DRIM: A Web-Based System for Investigating Drug Response at the Molecular Level by Condition-Specific Multi-Omics Data Integration

Minsik Oh; Sungjoon Park; Sangseon Lee; Dohoon Lee; Sangsoo Lim; Dabin Jeong; Kyuri Jo; Inuk Jung; Sun Kim

doi:10.3389/fgene.2020.564792

DRIM: A Web-Based System for Investigating Drug Response at the Molecular Level by Condition-Specific Multi-Omics Data Integration

Front Genet. 2020 Nov 12:11:564792. doi: 10.3389/fgene.2020.564792. eCollection 2020.

Authors

Minsik Oh¹, Sungjoon Park¹, Sangseon Lee², Dohoon Lee³, Sangsoo Lim², Dabin Jeong³, Kyuri Jo⁴, Inuk Jung⁵, Sun Kim^{2

3

6}

Affiliations

¹ Department of Computer Science and Engineering, Seoul National University, Seoul, South Korea.
² Bioinformatics Institute, Seoul National University, Seoul, South Korea.
³ Interdisciplinary Program in Bioinformatics, Seoul National University, Seoul, South Korea.
⁴ Department of Computer Engineering, Chungbuk National University, Cheongju, South Korea.
⁵ Department of Computer Science and Engineering, Kyungpook National University, Daegu, South Korea.
⁶ Department of Computer Science and Engineering, Institute of Engineering Research, Seoul National University, Seoul, South Korea.

Abstract

Pharmacogenomics is the study of how genes affect a person's response to drugs. Thus, understanding the effect of drug at the molecular level can be helpful in both drug discovery and personalized medicine. Over the years, transcriptome data upon drug treatment has been collected and several databases compiled before drug treatment cancer cell multi-omics data with drug sensitivity (IC ₅₀, AUC) or time-series transcriptomic data after drug treatment. However, analyzing transcriptome data upon drug treatment is challenging since more than 20,000 genes interact in complex ways. In addition, due to the difficulty of both time-series analysis and multi-omics integration, current methods can hardly perform analysis of databases with different data characteristics. One effective way is to interpret transcriptome data in terms of well-characterized biological pathways. Another way is to leverage state-of-the-art methods for multi-omics data integration. In this paper, we developed Drug Response analysis Integrating Multi-omics and time-series data (DRIM), an integrative multi-omics and time-series data analysis framework that identifies perturbed sub-pathways and regulation mechanisms upon drug treatment.
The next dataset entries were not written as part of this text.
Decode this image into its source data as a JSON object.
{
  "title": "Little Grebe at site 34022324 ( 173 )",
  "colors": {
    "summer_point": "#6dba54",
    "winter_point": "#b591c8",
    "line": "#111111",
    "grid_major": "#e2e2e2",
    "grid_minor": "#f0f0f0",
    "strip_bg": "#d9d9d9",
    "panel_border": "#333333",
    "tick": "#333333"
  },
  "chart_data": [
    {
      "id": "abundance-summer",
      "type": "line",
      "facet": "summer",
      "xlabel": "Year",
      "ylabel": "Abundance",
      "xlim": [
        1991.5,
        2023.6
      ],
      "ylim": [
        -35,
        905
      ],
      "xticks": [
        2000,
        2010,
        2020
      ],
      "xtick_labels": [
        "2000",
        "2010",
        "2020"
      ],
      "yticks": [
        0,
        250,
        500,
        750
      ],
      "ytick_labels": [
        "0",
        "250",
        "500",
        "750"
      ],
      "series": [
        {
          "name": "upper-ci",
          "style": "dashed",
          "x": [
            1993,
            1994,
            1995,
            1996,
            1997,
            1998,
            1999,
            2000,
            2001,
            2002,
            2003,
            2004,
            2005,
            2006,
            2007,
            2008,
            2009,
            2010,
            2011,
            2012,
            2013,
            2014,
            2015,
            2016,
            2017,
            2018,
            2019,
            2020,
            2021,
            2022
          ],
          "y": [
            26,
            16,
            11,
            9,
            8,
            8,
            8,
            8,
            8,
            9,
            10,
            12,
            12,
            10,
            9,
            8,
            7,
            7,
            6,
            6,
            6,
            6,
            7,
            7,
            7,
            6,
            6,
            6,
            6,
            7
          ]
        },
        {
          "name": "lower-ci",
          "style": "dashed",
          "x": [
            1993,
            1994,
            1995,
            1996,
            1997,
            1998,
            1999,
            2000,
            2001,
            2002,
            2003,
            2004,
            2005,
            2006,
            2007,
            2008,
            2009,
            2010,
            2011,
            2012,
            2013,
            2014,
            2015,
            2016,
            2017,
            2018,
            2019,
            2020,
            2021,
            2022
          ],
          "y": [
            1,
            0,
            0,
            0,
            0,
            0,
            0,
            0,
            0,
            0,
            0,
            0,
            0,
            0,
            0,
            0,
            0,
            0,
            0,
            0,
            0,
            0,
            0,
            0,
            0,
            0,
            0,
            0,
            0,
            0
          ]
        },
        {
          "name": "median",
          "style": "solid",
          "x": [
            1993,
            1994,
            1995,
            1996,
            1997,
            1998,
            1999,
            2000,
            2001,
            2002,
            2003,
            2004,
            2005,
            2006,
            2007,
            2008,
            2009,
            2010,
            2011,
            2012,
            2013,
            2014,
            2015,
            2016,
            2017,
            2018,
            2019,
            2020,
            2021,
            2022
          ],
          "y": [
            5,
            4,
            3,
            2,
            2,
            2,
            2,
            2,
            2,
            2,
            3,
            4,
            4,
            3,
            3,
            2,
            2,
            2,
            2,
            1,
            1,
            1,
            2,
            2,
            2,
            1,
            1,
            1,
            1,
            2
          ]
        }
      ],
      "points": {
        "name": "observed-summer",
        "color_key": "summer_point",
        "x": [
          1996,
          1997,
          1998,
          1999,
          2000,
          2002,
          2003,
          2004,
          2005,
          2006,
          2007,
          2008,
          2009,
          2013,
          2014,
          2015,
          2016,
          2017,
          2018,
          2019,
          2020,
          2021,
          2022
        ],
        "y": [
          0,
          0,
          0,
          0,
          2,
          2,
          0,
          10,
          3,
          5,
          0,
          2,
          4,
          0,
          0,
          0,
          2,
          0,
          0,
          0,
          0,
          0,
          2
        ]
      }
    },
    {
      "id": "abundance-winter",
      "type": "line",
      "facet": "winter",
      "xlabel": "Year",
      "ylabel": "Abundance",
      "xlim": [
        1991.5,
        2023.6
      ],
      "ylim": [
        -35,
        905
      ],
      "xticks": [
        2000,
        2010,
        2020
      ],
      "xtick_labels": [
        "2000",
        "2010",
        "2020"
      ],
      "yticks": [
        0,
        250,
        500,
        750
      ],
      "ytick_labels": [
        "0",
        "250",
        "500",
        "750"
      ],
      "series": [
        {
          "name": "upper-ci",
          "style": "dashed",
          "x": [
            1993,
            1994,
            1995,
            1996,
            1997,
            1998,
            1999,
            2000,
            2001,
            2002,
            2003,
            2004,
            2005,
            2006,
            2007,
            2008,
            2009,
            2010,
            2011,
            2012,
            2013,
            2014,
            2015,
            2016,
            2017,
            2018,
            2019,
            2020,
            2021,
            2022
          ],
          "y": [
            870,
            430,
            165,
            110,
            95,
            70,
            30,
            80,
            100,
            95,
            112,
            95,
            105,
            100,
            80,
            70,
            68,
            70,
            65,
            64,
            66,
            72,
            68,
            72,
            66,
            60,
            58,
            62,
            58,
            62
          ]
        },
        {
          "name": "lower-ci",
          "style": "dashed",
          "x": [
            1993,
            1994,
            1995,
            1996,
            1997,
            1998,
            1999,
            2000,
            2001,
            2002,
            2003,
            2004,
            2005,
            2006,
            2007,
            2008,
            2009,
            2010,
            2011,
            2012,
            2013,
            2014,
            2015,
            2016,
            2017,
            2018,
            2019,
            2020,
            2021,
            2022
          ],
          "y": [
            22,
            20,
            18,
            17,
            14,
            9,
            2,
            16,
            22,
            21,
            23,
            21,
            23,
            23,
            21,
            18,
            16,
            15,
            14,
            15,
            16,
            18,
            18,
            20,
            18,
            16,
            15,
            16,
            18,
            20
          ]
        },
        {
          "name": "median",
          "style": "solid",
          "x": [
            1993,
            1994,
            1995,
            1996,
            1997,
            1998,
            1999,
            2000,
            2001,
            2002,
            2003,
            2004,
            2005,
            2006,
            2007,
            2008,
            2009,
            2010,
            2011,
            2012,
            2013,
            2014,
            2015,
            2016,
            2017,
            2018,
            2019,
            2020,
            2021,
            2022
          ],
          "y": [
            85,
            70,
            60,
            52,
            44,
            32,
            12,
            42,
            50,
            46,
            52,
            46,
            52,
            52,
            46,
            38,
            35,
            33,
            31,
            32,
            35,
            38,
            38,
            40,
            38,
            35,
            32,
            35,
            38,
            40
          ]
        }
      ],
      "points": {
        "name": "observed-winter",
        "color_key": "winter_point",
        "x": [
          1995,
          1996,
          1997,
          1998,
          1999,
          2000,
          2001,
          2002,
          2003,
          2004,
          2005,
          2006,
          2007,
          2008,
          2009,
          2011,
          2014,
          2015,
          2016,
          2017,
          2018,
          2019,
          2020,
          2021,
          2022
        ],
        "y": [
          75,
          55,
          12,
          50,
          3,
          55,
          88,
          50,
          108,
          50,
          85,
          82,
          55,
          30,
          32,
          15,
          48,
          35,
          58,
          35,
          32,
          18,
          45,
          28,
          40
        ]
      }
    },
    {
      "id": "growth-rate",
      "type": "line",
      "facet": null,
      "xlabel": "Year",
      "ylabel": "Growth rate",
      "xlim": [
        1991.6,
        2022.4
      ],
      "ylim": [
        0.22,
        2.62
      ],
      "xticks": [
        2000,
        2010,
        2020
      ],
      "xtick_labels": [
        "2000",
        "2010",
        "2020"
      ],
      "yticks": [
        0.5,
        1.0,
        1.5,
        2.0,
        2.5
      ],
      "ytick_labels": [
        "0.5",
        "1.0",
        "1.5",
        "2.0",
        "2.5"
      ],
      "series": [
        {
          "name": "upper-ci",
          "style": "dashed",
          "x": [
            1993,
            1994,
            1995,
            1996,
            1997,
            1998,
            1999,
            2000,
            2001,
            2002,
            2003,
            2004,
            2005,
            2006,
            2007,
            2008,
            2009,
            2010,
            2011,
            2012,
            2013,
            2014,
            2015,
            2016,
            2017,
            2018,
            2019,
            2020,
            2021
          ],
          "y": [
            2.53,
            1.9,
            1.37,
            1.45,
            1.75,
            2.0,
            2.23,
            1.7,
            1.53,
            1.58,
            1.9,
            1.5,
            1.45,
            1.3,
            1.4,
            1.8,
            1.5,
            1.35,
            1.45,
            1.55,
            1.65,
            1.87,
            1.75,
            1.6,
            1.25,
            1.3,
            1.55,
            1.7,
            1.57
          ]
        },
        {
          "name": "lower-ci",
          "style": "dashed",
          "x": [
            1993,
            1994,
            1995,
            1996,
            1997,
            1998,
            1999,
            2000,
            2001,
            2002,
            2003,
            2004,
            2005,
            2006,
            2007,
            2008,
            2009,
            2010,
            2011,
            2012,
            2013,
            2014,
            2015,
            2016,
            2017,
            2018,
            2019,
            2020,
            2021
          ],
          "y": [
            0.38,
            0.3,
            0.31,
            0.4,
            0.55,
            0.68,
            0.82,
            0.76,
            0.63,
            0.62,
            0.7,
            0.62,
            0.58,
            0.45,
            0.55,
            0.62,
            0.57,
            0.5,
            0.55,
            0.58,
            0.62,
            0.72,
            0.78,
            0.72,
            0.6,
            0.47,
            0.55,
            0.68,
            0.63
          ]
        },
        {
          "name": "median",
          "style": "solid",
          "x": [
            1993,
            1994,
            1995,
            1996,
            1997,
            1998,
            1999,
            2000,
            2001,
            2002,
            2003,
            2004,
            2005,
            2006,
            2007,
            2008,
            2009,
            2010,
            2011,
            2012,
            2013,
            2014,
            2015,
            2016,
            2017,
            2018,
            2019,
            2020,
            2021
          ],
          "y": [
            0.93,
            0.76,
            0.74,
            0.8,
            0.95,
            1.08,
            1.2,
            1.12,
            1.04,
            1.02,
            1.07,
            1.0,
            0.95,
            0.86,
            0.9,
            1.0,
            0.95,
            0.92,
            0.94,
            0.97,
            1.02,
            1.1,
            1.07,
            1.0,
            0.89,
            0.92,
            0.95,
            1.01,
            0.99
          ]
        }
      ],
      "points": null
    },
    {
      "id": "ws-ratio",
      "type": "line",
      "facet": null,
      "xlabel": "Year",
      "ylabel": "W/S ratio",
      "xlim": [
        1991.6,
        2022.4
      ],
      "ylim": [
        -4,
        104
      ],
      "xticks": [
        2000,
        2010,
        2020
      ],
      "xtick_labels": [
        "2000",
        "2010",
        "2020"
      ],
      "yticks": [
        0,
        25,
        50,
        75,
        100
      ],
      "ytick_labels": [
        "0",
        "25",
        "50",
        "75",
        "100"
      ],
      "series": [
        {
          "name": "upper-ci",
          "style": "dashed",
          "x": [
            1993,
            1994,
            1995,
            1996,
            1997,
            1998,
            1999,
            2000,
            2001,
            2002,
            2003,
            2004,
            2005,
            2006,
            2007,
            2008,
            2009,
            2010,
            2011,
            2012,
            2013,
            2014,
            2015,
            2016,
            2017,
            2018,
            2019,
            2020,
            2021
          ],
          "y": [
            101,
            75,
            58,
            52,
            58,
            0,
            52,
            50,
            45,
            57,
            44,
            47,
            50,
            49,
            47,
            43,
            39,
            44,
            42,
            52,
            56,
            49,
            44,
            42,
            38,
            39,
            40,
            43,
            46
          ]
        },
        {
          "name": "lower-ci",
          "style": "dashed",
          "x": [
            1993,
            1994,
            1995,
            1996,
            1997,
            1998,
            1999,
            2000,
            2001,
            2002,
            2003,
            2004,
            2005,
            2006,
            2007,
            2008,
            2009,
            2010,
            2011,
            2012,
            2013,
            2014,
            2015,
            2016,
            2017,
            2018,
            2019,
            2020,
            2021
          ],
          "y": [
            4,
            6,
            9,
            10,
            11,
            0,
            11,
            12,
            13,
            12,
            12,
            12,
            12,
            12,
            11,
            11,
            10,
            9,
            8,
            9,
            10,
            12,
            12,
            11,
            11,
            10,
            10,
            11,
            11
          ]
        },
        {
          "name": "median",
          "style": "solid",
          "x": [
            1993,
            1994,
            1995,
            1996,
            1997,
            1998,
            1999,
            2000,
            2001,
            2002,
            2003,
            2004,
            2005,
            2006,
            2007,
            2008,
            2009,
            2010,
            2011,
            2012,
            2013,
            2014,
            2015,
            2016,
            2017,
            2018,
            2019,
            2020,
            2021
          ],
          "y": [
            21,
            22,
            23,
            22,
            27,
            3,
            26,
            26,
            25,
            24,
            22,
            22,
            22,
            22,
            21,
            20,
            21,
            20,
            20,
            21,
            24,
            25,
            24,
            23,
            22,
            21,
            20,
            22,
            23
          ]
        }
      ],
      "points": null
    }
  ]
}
The system takes drug name and cell line identification numbers or user's drug control/treat time-series gene expression data as input. Then, analysis of multi-omics data upon drug treatment is performed in two perspectives. For the multi-omics perspective analysis, IC ₅₀-related multi-omics potential mediator genes are determined by embedding multi-omics data to gene-centric vector space using a tensor decomposition method and an autoencoder deep learning model. Then, perturbed pathway analysis of potential mediator genes is performed. For the time-series perspective analysis, time-varying perturbed sub-pathways upon drug treatment are constructed. Additionally, a network involving transcription factors (TFs), multi-omics potential mediator genes, and perturbed sub-pathways is constructed, and paths to perturbed pathways from TFs are determined by an influence maximization method. To demonstrate the utility of our system, we provide analysis results of sub-pathway regulatory mechanisms in breast cancer cell lines of different drug sensitivity. DRIM is available at: http://biohealth.snu.ac.kr/software/DRIM/.

Keywords: drug-response; multi-omics; perturbed pathway; pharmacogenomics; time-series; web-system.